The scale of the global remote workforce grew tremendously overnight. And not just by the number of users, but also by the number of login devices. This includes personal devices (aka your daily smartphone or home PC) which, in most cases, are not nearly as secure as corporate devices. It was incredibly difficult for the average business to keep track of all this and prepare accordingly.
As a consequence, we are witnessing a massive increase in common cyber threats like phishing. Companies in Italy, for example, have never seen so many attackers hunting for user credentials and malicious login events. According to Cynet’s Global Threat Telemetry, the scale of phishing attacks in February was over three times larger than the monthly average in 2019.
In a way, some could argue that remote work has been the root cause of their vulnerabilities. In reality, however, remote work is not the problem—the problem is the approach most companies have taken towards it. And since the circumstances called for immediate and risky action, it is completely understandable. That can’t go on forever, though, so now it is time to do something about it.

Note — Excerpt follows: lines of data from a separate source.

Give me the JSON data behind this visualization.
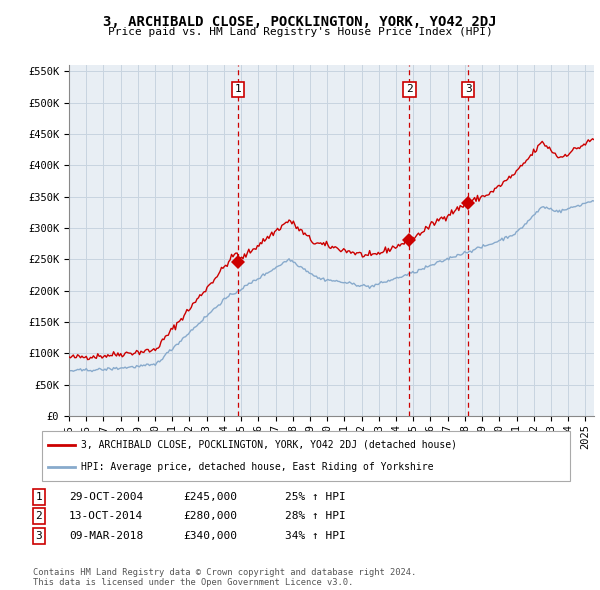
{
  "title": "3, ARCHIBALD CLOSE, POCKLINGTON, YORK, YO42 2DJ",
  "subtitle": "Price paid vs. HM Land Registry's House Price Index (HPI)",
  "ylabel_ticks": [
    "£0",
    "£50K",
    "£100K",
    "£150K",
    "£200K",
    "£250K",
    "£300K",
    "£350K",
    "£400K",
    "£450K",
    "£500K",
    "£550K"
  ],
  "ytick_values": [
    0,
    50000,
    100000,
    150000,
    200000,
    250000,
    300000,
    350000,
    400000,
    450000,
    500000,
    550000
  ],
  "ylim": [
    0,
    560000
  ],
  "xlim_start": 1995.0,
  "xlim_end": 2025.5,
  "sale_dates": [
    2004.83,
    2014.78,
    2018.19
  ],
  "sale_prices": [
    245000,
    280000,
    340000
  ],
  "sale_labels": [
    "1",
    "2",
    "3"
  ],
  "red_line_color": "#cc0000",
  "blue_line_color": "#88aacc",
  "grid_color": "#c8d4e0",
  "background_color": "#e8eef4",
  "legend_label_red": "3, ARCHIBALD CLOSE, POCKLINGTON, YORK, YO42 2DJ (detached house)",
  "legend_label_blue": "HPI: Average price, detached house, East Riding of Yorkshire",
  "table_rows": [
    [
      "1",
      "29-OCT-2004",
      "£245,000",
      "25% ↑ HPI"
    ],
    [
      "2",
      "13-OCT-2014",
      "£280,000",
      "28% ↑ HPI"
    ],
    [
      "3",
      "09-MAR-2018",
      "£340,000",
      "34% ↑ HPI"
    ]
  ],
  "footer_text": "Contains HM Land Registry data © Crown copyright and database right 2024.\nThis data is licensed under the Open Government Licence v3.0.",
  "xtick_years": [
    1995,
    1996,
    1997,
    1998,
    1999,
    2000,
    2001,
    2002,
    2003,
    2004,
    2005,
    2006,
    2007,
    2008,
    2009,
    2010,
    2011,
    2012,
    2013,
    2014,
    2015,
    2016,
    2017,
    2018,
    2019,
    2020,
    2021,
    2022,
    2023,
    2024,
    2025
  ]
}
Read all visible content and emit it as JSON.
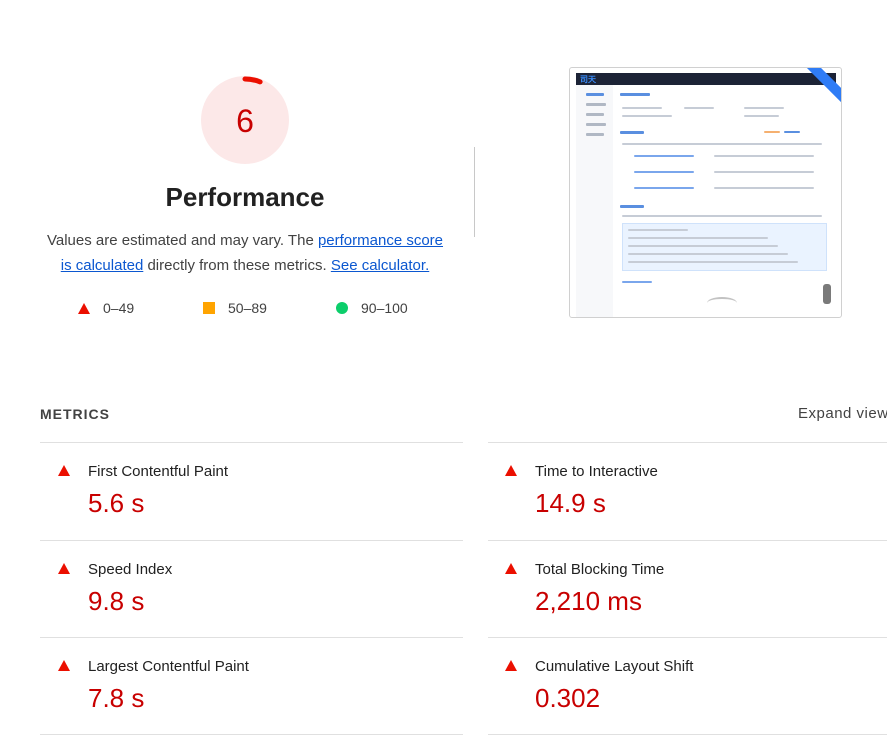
{
  "performance": {
    "score": "6",
    "score_fraction": 0.06,
    "title": "Performance",
    "desc_prefix": "Values are estimated and may vary. The ",
    "desc_link1": "performance score is calculated",
    "desc_middle": " directly from these metrics. ",
    "desc_link2": "See calculator.",
    "colors": {
      "fail": "#eb0f00",
      "fail_text": "#c80000",
      "average": "#ffa400",
      "pass": "#0cce6b"
    }
  },
  "legend": [
    {
      "shape": "triangle-icon",
      "label": "0–49"
    },
    {
      "shape": "square-icon",
      "label": "50–89"
    },
    {
      "shape": "circle-icon",
      "label": "90–100"
    }
  ],
  "thumbnail": {
    "logo": "司天"
  },
  "metrics": {
    "heading": "METRICS",
    "expand_label": "Expand view",
    "items": [
      {
        "name": "First Contentful Paint",
        "value": "5.6 s"
      },
      {
        "name": "Time to Interactive",
        "value": "14.9 s"
      },
      {
        "name": "Speed Index",
        "value": "9.8 s"
      },
      {
        "name": "Total Blocking Time",
        "value": "2,210 ms"
      },
      {
        "name": "Largest Contentful Paint",
        "value": "7.8 s"
      },
      {
        "name": "Cumulative Layout Shift",
        "value": "0.302"
      }
    ]
  }
}
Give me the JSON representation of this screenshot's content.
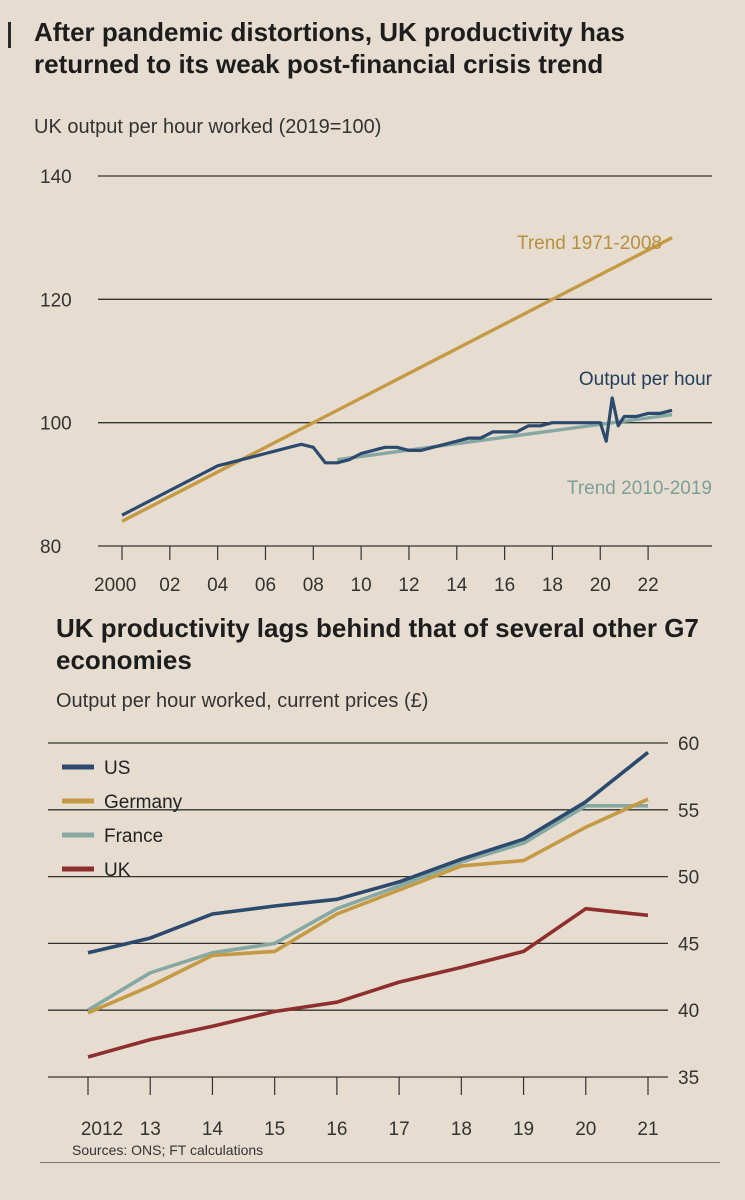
{
  "chart_data": [
    {
      "type": "line",
      "title": "After pandemic distortions, UK productivity has returned to its weak post-financial crisis trend",
      "subtitle": "UK output per hour worked (2019=100)",
      "ylim": [
        80,
        140
      ],
      "yticks": [
        "140",
        "120",
        "100",
        "80"
      ],
      "xlim": [
        2000,
        2023
      ],
      "xticks": [
        "2000",
        "02",
        "04",
        "06",
        "08",
        "10",
        "12",
        "14",
        "16",
        "18",
        "20",
        "22"
      ],
      "grid": true,
      "series": [
        {
          "name": "Trend 1971-2008",
          "color": "#c49a45",
          "x": [
            2000,
            2023
          ],
          "y": [
            84,
            130
          ]
        },
        {
          "name": "Trend 2010-2019",
          "color": "#86a8a3",
          "x": [
            2009,
            2023
          ],
          "y": [
            94,
            101.3
          ]
        },
        {
          "name": "Output per hour",
          "color": "#2c4a6e",
          "x": [
            2000,
            2000.5,
            2001,
            2001.5,
            2002,
            2002.5,
            2003,
            2003.5,
            2004,
            2004.5,
            2005,
            2005.5,
            2006,
            2006.5,
            2007,
            2007.5,
            2008,
            2008.5,
            2009,
            2009.5,
            2010,
            2010.5,
            2011,
            2011.5,
            2012,
            2012.5,
            2013,
            2013.5,
            2014,
            2014.5,
            2015,
            2015.5,
            2016,
            2016.5,
            2017,
            2017.5,
            2018,
            2018.5,
            2019,
            2019.5,
            2020,
            2020.25,
            2020.5,
            2020.75,
            2021,
            2021.5,
            2022,
            2022.5,
            2023
          ],
          "y": [
            85,
            86,
            87,
            88,
            89,
            90,
            91,
            92,
            93,
            93.5,
            94,
            94.5,
            95,
            95.5,
            96,
            96.5,
            96,
            93.5,
            93.5,
            94,
            95,
            95.5,
            96,
            96,
            95.5,
            95.5,
            96,
            96.5,
            97,
            97.5,
            97.5,
            98.5,
            98.5,
            98.5,
            99.5,
            99.5,
            100,
            100,
            100,
            100,
            100,
            97,
            104,
            99.5,
            101,
            101,
            101.5,
            101.5,
            102
          ]
        }
      ]
    },
    {
      "type": "line",
      "title": "UK productivity lags behind that of several other G7 economies",
      "subtitle": "Output per hour worked, current prices (£)",
      "ylim": [
        35,
        60
      ],
      "yticks": [
        "60",
        "55",
        "50",
        "45",
        "40",
        "35"
      ],
      "xticks": [
        "2012",
        "13",
        "14",
        "15",
        "16",
        "17",
        "18",
        "19",
        "20",
        "21"
      ],
      "x": [
        2012,
        2013,
        2014,
        2015,
        2016,
        2017,
        2018,
        2019,
        2020,
        2021
      ],
      "grid": true,
      "legend": "top-left",
      "series": [
        {
          "name": "US",
          "color": "#2c4a6e",
          "values": [
            44.3,
            45.4,
            47.2,
            47.8,
            48.3,
            49.6,
            51.3,
            52.8,
            55.6,
            59.3
          ]
        },
        {
          "name": "Germany",
          "color": "#c49a45",
          "values": [
            39.8,
            41.8,
            44.1,
            44.4,
            47.2,
            49.0,
            50.8,
            51.2,
            53.7,
            55.8
          ]
        },
        {
          "name": "France",
          "color": "#86a8a3",
          "values": [
            40.0,
            42.8,
            44.3,
            45.0,
            47.6,
            49.3,
            51.1,
            52.5,
            55.3,
            55.3
          ]
        },
        {
          "name": "UK",
          "color": "#8e2f2e",
          "values": [
            36.5,
            37.8,
            38.8,
            39.9,
            40.6,
            42.1,
            43.2,
            44.4,
            47.6,
            47.1
          ]
        }
      ]
    }
  ],
  "footer": {
    "sources": "Sources: ONS; FT calculations"
  }
}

5 Things To Start Doing Right Now
We are already several weeks into the pandemic and it is time to start thinking about what we can do to lighten the burden of its consequences. Considering how big of an impact a cyber attack can have on your business, building a safeguard around all sensitive data will certainly save you from some headaches and devastating scenarios in the future.
- Update All Software: Every single third-party application, device, or system used by your company or employees must be immediately updated to its latest version. New threats and software vulnerabilities are discovered every day. Keeping your software updated is the first and easiest step to widening the breach between you and attackers.
- Review System Access: Every single employee might not need access to all your company’s data. Even if you already have data access policies in place, it is time to review and update them. This will significantly reduce your weak points and limit the damage of any breaches.
- Train Everyone: As cliché as it sounds, your company’s cybersecurity is only as strong as its weakest link. One employee falling for a phishing scam is enough to hit your entire workforce. Make sure everyone knows the basics of cybersecurity and, most importantly, make sure they will contact the IT department in case of any abnormality.
- Power-Up Your Defenses: Cyberattacks are nothing like the movies portrait them. They are deadly and silent like a ninja. The best way to defend against them is to have robust systems and the IT staff necessary to monitor and keep those defenses at top-performance at all times.
- Embrace Zero Trust: Zero Trust takes passwords and multi-factor authentication to the next level. This model uses artificial intelligence and machine learning to constantly monitor the users’ actions and look for abnormalities in their behavior. This includes things like interaction patterns, network connection, device login, time of use, and other variables.
The Road Ahead
The COVID-19 pandemic might have hit the world hard, but it has come at a time when software technology is as accessible as it has ever been. This has given every business the ability to deal with the situation in ways that would have been literally impossible just a decade ago. While there are still many challenges ahead, we should be thankful for this and start using it to our advantage.
The following months will be the time to recover physically, emotionally, and economically from the consequences of the pandemic. Keeping up with cybersecurity will just help us go through all of those processes and avoid tons of unnecessary risks. And remember, this is not just about putting out fires. Whatever security measures you take now will leave a long-lasting impact on your organization.